Last Updated: February 1, 2010
Very few couples reach across the table on Valentine's Day, look deeply into each other's eyes and swap credit reports. Yet, it would be fascinating to know how many relationships would be saved — or mercifully curtailed — with a thorough knowledge of each other's finances.
Even if marriage or a civil union is in the distant future, it's never too early for a serious couple to start discussing money issues. It's worthwhile for two reasons. First, it allows couples to plan for the long haul. Second, it helps both parties identify ideological and behavioral differences that can sink a relationship if they're not properly addressed.
Here's a checklist that potential live-in couples should review before they set up housekeeping. Find some time to sit down at the kitchen table and discuss the results, and if you're not sure where to go from there, enlist the help of a financial expert such as a financial planner.
Discuss how household expenses will be split. Since your relationship isn't legal, the first logical step in the money discussion is how you'll handle household expenses in light of your respective incomes. Creating a joint budget is critical. If you're setting a lifetime plan, it's definitely appropriate to discuss your respective salaries and how to budget those household expenses so you'll have savings to play with separately or jointly.
Talk about debt. The best gift a couple can give each other before they move in together is full disclosure on their respective finances. If you plan to rent an apartment or buy a home together, a poor credit history can alter plans suddenly. If one or both partners has significant student, credit, business, mortgage or other debt, those amounts need to be disclosed and both sides should address a repayment plan. Start by obtaining your most current credit reports — for your free annual series of reports, go to www.annualcreditreport.com — and not only share that information, but address how any problems or inaccuracies will be fixed.
Talk about the kids. If one or the both of you are bringing children into the relationship, you'll need to cover all the emotional, logistical and money issues associated with blended families. You'll need to know how your partner's obligations will affect the household budget, and looking ahead, how they will affect your joint finances and retirement plans if you tie the knot in the future. Also, if you're both childless, have you fully discussed your plans for a family at a later date?
Discuss long-term housing plans. For now, one of you might be moving into the other's home or apartment, but is that the long-term plan? If one partner wants to live in a mansion and the other is content with a three-bedroom ranch, that's a critical difference in financial goals. Consider setting a "spending trigger" — a dollar amount over which partners need to agree on what's being spent for housing expenses.
Review each other's spending habits. They say opposites attract, but if one of you is a spender and the other's a saver — or worse, if both of you are spenders —you need to have a tough discussion about money behavior.

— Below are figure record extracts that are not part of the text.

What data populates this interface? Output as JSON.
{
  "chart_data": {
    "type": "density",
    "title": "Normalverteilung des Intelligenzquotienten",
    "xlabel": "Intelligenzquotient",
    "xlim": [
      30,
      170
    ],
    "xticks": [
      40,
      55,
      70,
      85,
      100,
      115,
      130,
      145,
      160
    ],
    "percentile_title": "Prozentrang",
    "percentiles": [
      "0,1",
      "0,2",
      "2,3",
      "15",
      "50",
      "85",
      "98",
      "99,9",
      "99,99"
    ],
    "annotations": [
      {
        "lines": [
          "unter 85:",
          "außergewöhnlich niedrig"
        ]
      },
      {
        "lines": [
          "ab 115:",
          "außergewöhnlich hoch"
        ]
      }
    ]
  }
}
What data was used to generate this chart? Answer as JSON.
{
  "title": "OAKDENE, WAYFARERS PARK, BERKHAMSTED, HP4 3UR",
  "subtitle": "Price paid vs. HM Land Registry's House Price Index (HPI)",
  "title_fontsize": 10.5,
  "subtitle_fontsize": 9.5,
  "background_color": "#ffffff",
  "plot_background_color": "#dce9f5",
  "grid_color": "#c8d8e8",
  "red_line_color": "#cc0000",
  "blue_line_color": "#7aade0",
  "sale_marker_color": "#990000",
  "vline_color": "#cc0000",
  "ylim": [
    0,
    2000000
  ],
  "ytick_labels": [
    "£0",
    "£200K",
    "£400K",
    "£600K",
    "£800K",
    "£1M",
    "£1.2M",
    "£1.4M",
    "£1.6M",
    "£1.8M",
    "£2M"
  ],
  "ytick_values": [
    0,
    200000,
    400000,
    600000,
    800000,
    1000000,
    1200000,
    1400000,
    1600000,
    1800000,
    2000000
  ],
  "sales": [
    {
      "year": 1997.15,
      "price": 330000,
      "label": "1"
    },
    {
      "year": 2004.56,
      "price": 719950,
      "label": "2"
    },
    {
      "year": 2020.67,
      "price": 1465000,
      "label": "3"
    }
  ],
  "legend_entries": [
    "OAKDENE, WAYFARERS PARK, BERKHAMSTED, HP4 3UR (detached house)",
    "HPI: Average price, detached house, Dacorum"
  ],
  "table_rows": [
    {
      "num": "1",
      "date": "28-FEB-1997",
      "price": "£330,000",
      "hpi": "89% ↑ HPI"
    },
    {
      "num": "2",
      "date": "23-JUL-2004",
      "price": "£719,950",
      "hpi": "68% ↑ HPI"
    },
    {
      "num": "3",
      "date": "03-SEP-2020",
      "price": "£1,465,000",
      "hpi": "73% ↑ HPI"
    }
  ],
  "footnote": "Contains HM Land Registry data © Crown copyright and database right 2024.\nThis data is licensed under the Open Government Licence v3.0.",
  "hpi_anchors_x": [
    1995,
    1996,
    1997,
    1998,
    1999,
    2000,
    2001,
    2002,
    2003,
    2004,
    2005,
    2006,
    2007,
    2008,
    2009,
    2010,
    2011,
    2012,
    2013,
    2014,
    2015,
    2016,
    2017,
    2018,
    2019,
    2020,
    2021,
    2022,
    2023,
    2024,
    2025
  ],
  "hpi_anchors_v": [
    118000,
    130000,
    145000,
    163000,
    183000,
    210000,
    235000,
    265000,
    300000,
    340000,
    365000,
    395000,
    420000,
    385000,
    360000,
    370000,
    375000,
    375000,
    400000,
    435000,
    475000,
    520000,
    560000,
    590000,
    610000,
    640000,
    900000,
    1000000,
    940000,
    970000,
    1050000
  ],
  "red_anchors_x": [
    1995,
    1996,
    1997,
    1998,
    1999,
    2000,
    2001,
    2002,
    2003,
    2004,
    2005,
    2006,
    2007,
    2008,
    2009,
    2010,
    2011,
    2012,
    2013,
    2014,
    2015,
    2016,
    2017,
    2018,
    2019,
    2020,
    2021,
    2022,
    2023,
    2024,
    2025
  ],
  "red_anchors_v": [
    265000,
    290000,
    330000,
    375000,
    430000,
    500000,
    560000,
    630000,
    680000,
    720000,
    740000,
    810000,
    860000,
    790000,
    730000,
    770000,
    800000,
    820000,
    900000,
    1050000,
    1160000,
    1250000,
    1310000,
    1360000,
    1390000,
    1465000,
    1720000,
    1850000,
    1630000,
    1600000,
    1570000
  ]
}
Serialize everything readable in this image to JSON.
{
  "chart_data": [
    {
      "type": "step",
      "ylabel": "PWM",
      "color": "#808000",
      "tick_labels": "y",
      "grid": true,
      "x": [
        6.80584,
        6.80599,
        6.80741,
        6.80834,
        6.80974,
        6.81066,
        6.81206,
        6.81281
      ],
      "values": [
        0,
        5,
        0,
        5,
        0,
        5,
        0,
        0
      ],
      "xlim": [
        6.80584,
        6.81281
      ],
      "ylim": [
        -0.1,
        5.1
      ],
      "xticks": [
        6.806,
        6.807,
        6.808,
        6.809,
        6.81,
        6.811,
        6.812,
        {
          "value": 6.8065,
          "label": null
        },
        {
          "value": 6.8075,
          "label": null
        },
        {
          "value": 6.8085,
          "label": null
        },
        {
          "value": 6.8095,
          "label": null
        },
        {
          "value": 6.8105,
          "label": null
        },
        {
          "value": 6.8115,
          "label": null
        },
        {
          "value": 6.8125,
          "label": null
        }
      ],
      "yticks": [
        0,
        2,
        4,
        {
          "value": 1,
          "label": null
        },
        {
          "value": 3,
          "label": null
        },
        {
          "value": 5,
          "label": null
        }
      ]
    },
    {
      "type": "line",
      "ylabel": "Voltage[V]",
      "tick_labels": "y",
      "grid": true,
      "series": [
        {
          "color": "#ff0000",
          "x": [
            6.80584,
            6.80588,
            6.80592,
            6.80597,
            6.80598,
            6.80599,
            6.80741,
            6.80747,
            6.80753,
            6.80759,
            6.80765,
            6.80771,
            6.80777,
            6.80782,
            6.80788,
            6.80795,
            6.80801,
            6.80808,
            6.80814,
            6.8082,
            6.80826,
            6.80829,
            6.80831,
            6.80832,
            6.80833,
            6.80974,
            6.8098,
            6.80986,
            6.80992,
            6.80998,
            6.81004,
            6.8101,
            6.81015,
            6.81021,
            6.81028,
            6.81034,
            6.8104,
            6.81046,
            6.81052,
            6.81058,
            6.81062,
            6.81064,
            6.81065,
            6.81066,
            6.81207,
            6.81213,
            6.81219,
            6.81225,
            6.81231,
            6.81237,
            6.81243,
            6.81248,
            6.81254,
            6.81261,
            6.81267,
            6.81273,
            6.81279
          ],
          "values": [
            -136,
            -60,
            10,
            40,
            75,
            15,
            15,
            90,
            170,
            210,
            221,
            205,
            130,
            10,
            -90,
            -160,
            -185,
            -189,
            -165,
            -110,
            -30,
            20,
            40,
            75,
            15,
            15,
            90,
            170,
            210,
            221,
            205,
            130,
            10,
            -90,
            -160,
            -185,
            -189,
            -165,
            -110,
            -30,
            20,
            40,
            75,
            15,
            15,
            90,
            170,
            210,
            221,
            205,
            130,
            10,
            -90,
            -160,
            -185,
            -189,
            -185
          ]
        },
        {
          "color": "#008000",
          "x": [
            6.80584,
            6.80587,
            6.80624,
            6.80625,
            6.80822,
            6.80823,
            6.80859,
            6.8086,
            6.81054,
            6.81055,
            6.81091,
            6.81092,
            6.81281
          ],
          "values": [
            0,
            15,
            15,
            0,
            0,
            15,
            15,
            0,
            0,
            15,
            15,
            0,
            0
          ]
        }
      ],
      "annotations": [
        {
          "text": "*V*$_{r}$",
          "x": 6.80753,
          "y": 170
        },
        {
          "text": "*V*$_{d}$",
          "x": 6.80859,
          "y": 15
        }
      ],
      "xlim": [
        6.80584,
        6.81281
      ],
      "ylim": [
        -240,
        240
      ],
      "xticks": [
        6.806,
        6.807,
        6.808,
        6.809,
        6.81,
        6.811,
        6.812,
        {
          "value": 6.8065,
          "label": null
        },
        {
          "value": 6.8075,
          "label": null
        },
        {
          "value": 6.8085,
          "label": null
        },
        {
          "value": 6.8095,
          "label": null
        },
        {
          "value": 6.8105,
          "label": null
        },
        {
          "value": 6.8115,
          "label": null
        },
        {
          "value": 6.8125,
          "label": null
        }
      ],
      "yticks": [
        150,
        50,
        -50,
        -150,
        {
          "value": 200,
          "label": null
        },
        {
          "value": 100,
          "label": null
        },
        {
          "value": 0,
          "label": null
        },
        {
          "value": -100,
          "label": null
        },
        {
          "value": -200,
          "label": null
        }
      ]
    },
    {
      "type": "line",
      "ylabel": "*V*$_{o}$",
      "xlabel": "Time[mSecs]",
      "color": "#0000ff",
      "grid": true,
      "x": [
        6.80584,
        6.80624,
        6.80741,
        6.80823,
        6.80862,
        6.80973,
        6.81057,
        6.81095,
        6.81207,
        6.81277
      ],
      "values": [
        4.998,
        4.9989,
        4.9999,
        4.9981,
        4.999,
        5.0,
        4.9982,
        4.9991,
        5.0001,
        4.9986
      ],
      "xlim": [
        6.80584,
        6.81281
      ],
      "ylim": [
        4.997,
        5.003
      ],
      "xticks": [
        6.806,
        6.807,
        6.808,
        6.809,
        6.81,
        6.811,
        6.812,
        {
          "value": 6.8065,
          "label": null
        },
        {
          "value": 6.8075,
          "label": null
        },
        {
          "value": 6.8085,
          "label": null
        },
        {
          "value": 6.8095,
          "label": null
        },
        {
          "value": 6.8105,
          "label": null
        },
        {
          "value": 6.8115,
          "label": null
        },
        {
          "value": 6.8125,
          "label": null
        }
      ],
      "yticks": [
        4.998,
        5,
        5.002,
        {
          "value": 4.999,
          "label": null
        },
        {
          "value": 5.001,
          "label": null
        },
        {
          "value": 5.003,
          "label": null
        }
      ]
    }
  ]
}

Check each other's bankruptcy record. You really need to know your partner's bankruptcy or default record. This will show up on your credit report if the filing was made within the last 7-10 years, but if he or she filed earlier, you really need to know when, and most important, why.
What about retirement? At whatever point in life you're entering a relationship, you need to discuss not only how set you are for retirement but what you hope your retirement will be like. Talk about assets in your 401(k) plan, Individual Retirement Account (IRA) and other investment accounts. If one or the both of you haven't taken any steps to plan for retirement, you're going to need to change that. If you vary widely in age, it's wise to ask for advice since one spouse will be retired long before the other.
What is your estate plan? It's never too early to think about the possibility that one of you might die suddenly or be incapacitated. Many people wait until they're married to get wills, durable powers of attorney, health care directives and life insurance/retirement plan beneficiaries in order. If you have a specific desire for a non-legal partner to gain custody of your children, your assets or the direction of your business, you should meet with an experienced estate attorney and tax professional now, not later and plan to discuss those goals fully with your partner.